Kedua, jam belajar terbatas dan minim alat peraga. Sekitar 10 tahun yang lalu aku pernah bekerja di sekolah islam yang berafiliasi dengan sekolah di Singapura. Model pembelajaran yang kami terapkan pada saat itu mendekati contextual learning dan disusun tematik. Kala itu aku yang berada di bagian keuangan merasakan sendiri besarnya biaya operasional yang harus kami keluarkan untuk bahan dan alat peraga pembelajaran. Guru pun dituntut aktif dan kreatif menyiapkan bahan untuk setiap sesi tatap muka. Di samping itu, sekolah kami dulu merupakan sekolah full day yang mana jam belajarnya sangat panjang. Guru pun lebih leluasa mengatur aktivitas harian siswa sesuai dengan materi yang ingin diperdalam.
Ketiga, materi yang harus dituntaskan terlalu banyak. Bisa dibayangkan dong, kalau materi banyak sedangkan waktu sangat singkat, otomatis semuanya serba dipercepat. Salah satu solusinya mau nggak mau orangtua yang bertugas menuntaskan.
Di samping hal-hal di atas, ada beberapa hal yang kurasa masih kurang sejalan antara tujuan dan penerapan kurtilas. Di antaranya mengenai penentuan KKM yang lumayan tinggi untuk semua mata pelajaran. Ya, angka 70 pada mata pelajaran matematika bagi sebagian siswa memang tidak seberapa susah untuk dicapai. Tapi bagi siswa lain yang belum atau tidak memiliki ketertarikan pada mata pelajaran ini, tentu sangat berat.

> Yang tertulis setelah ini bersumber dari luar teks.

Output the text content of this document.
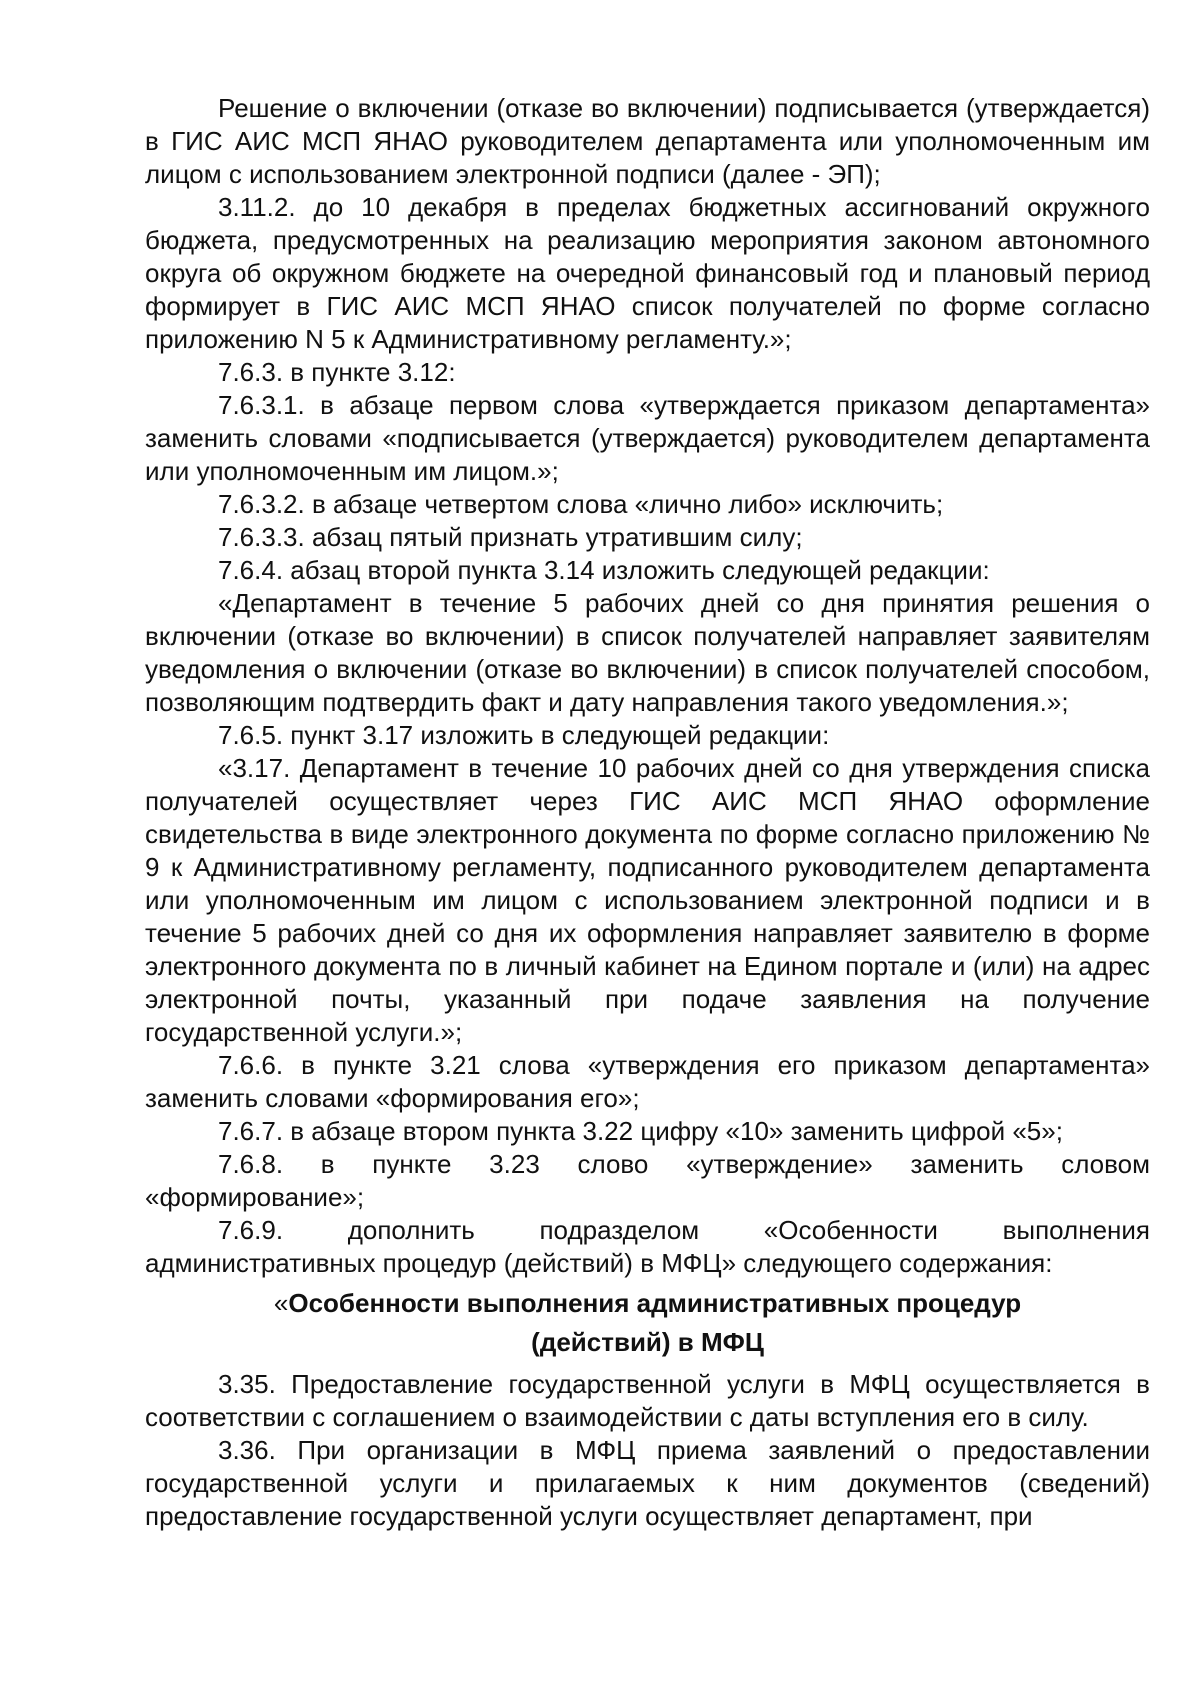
Решение о включении (отказе во включении) подписывается (утверждается) в ГИС АИС МСП ЯНАО руководителем департамента или уполномоченным им лицом с использованием электронной подписи (далее - ЭП);

3.11.2. до 10 декабря в пределах бюджетных ассигнований окружного бюджета, предусмотренных на реализацию мероприятия законом автономного округа об окружном бюджете на очередной финансовый год и плановый период формирует в ГИС АИС МСП ЯНАО список получателей по форме согласно приложению N 5 к Административному регламенту.»;

7.6.3. в пункте 3.12:

7.6.3.1. в абзаце первом слова «утверждается приказом департамента» заменить словами «подписывается (утверждается) руководителем департамента или уполномоченным им лицом.»;

7.6.3.2. в абзаце четвертом слова «лично либо» исключить;

7.6.3.3. абзац пятый признать утратившим силу;

7.6.4. абзац второй пункта 3.14 изложить следующей редакции:

«Департамент в течение 5 рабочих дней со дня принятия решения о включении (отказе во включении) в список получателей направляет заявителям уведомления о включении (отказе во включении) в список получателей способом, позволяющим подтвердить факт и дату направления такого уведомления.»;

7.6.5. пункт 3.17 изложить в следующей редакции:

«3.17. Департамент в течение 10 рабочих дней со дня утверждения списка получателей осуществляет через ГИС АИС МСП ЯНАО оформление свидетельства в виде электронного документа по форме согласно приложению № 9 к Административному регламенту, подписанного руководителем департамента или уполномоченным им лицом с использованием электронной подписи и в течение 5 рабочих дней со дня их оформления направляет заявителю в форме электронного документа по в личный кабинет на Едином портале и (или) на адрес электронной почты, указанный при подаче заявления на получение государственной услуги.»;

7.6.6. в пункте 3.21 слова «утверждения его приказом департамента» заменить словами «формирования его»;

7.6.7. в абзаце втором пункта 3.22 цифру «10» заменить цифрой «5»;

7.6.8. в пункте 3.23 слово «утверждение» заменить словом «формирование»;

7.6.9. дополнить подразделом «Особенности выполнения административных процедур (действий) в МФЦ» следующего содержания:

«Особенности выполнения административных процедур
(действий) в МФЦ

3.35. Предоставление государственной услуги в МФЦ осуществляется в соответствии с соглашением о взаимодействии с даты вступления его в силу.

3.36. При организации в МФЦ приема заявлений о предоставлении государственной услуги и прилагаемых к ним документов (сведений) предоставление государственной услуги осуществляет департамент, при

Lalu mengapa, jika Kurikulum 2013 menganggap semua anak cerdas dengan kecerdasan masing-masing masih memberikan beban yang begitu berat untuk semua mata pelajaran? Apakah seorang siswa yang mendapat angka 90 di matpel bahasa indonesia, sedangkan 50 untuk matematika bisa dianggap tidak cerdas? Tentu tidak jika mengacu pada tujuan kurtilas. Tapi sayangnya, anak-anak dengan angka 50 ini kerap kali harus membuat pendidik mengeluh karena “terpaksa” harus “menuliskan angka yang berbeda”. Dari sisi orangtua dan pendidik, hal ini sebenarnya terlalu menjadi beban.
Selain itu aku juga sedikit galau dengan penilaian prakarya anak yang didasarkan pada hasil akhirnya. FYI tugas prakarya ini dikerjakan di rumah, sudah barang tentu orangtua akan membantu. Di sini proses kreatifitas anak hampir-hampir terlepas dari pengamatan guru. Parahnya lagi ketika guru justru mengagumi karya yang minim sentuhan tangan anak, hm… semakin tidak sinkron saja pengaplikasian kurtilas ini dengan tujuan awalnya.
Yang terakhir dan semoga setelah ini BukNaj nggak galau lagi dengan Kurikulum 2013, mengenai materi yang menurutku loncat-loncat. Dalam bayanganku, belajar dengan metode tematik justru mengajak anak mendalami suatu materi tuntas hingga akar-akarnya. Apalagi model pertanyaan dalam Kurtilas yang sengaja dibuat untuk mengembangkan pemahaman dan analisa siswa. Di sini seharusnya rasa ingin tahu siswa semakin besar terhadap sebuah tema untuk dipelajari hingga tuntas.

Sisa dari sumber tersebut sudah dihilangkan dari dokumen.